For a moment, let's assume that Bitcoin mining ASICs just takes in a block of data and returns its DSHA256 hash. For SHA256 and SSHA256 hashes, using the DSHA256 engine is fairly straightforward, use a CPU or GPU to compute the SHA256 of each hash (since DSHA256(password) = SHA256(SHA256(password))) then follow the plan above. To simplify things, we'll round the time the ASIC takes to hash data down to zero. Under this simplification, where is the process still slow?

Referring back to our model of a password cracker, we see some steps that must be performed for each hash which are not handled by the ASIC, specifically steps 2 and 4. The CPU is going to need to get involved here - if a quad core CPU clocked at 3.0GHz took one cycle (in reality it will be thousands) to generate each candidate password and another cycle to check the hash, we'd be operating at 6 billion passwords per second. Sounds great, but a high end GPU running oclHashcat can try about 1 billion passwords per second. Our infinitely fast ASIC is only giving us a factor of six speedup vs a GPU! Unfortunately a few steps were left out of the our password cracker model, and there are other bottlenecks to contend with even though our CPU and ASIC are awesome. Adding in the missing steps, we have this model:

  1. Load the password hashes into memory.
  2. Generate a candidate password.
  3. Transfer the candidate password to the ASIC.
  4. Hash the candidate password.
  5. Transfer the hash back from the ASIC.
  6. Check the hash against those in memory.
  7. Repeat steps 2-6 over and over as fast as possible until you have enough results.

It turns out that steps 3 and 5 are slow. Really slow. ASICs are usually connected to a computer via a USB interface that emulates a serial port for easy interfacing. These usually operate at speeds of around 115.2 Kbps, but what if we had the full 480 Mbps of USB 2.0? Assume each password is 8 bytes and each hash is 32 bytes. USB 2.0 is a half duplex protocol, so we have 40 bytes that need to be transferred for each password. 480 Mbps is 480 million bits per second or 60 million bytes per second, divided by 40 bytes gives us an upper bound of 1.5 million passwords per second. The limited speed at which we can get passwords to the ASIC means that GPUs will run circles around it.

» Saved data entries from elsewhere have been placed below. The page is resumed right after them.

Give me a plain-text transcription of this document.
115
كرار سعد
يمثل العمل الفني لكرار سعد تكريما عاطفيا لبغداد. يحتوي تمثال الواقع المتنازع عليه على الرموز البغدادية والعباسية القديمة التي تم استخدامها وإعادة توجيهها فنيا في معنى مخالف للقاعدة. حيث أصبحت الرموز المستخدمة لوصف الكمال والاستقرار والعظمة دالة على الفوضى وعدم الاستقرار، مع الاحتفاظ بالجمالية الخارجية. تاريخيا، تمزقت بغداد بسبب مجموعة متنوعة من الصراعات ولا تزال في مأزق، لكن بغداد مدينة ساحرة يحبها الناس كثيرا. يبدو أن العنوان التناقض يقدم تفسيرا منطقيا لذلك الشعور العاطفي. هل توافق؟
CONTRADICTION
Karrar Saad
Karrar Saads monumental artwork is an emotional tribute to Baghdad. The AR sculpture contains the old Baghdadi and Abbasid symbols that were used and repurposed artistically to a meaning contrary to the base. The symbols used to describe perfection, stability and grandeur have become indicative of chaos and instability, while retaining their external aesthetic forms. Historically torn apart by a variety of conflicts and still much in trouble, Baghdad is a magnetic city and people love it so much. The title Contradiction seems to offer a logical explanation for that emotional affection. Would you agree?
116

This probably leaves you wondering how ASICs can do tens or hundreds of billions of hashes per second given the limited bandwidth. The answer is fairly simple - they do more than just "data in, hash out". A Bitcoin block header contains the following data:

Field Size Notes
version 4B Currently always 1
hashPrevBlock 32B DSHA256 of previous block
hashMerkleRoot 32B DSHA256 of all hashes related to this block
timestamp 4B Seconds since Midnight of January 1st, 1970
bits 4B Compact representation of current difficulty
nonce 4B Chosen to make the hash of the block headers less than the current target value

We send the ASIC the version, hashPrevBlock, hashMerkleRoot, bits, range of timestamps (they do not have to be exactly correct) along with a difficulty target (in a pool an easier "share target" is used to prove the miner is doing work). It then cycles though all possible combinations of nonce and timestamp in the range specified until it either meets the difficulty target or has run out of values to try and reports back. New values are then sent (the coinbase transaction can be tweaked to cause the hashMerkleRoot to change) and the cycle repeats. This scheme dramatically reduces the amount of data that needs to be exchanged, but makes the device totally useless for hashing anything other than block headers.

Even GPUs are limited in password cracking speed by bandwidth, and as alluded to earlier, the speed at which the CPU can generate candidate passwords. The solution is a similar - reduce the required bandwidth by generating the data to be hashed partially on the GPU. In oclHashcat there is an on-GPU rule-based mangling engine that can generate thousands of variations on entries in a wordlist, as well as on-GPU brute force guessing.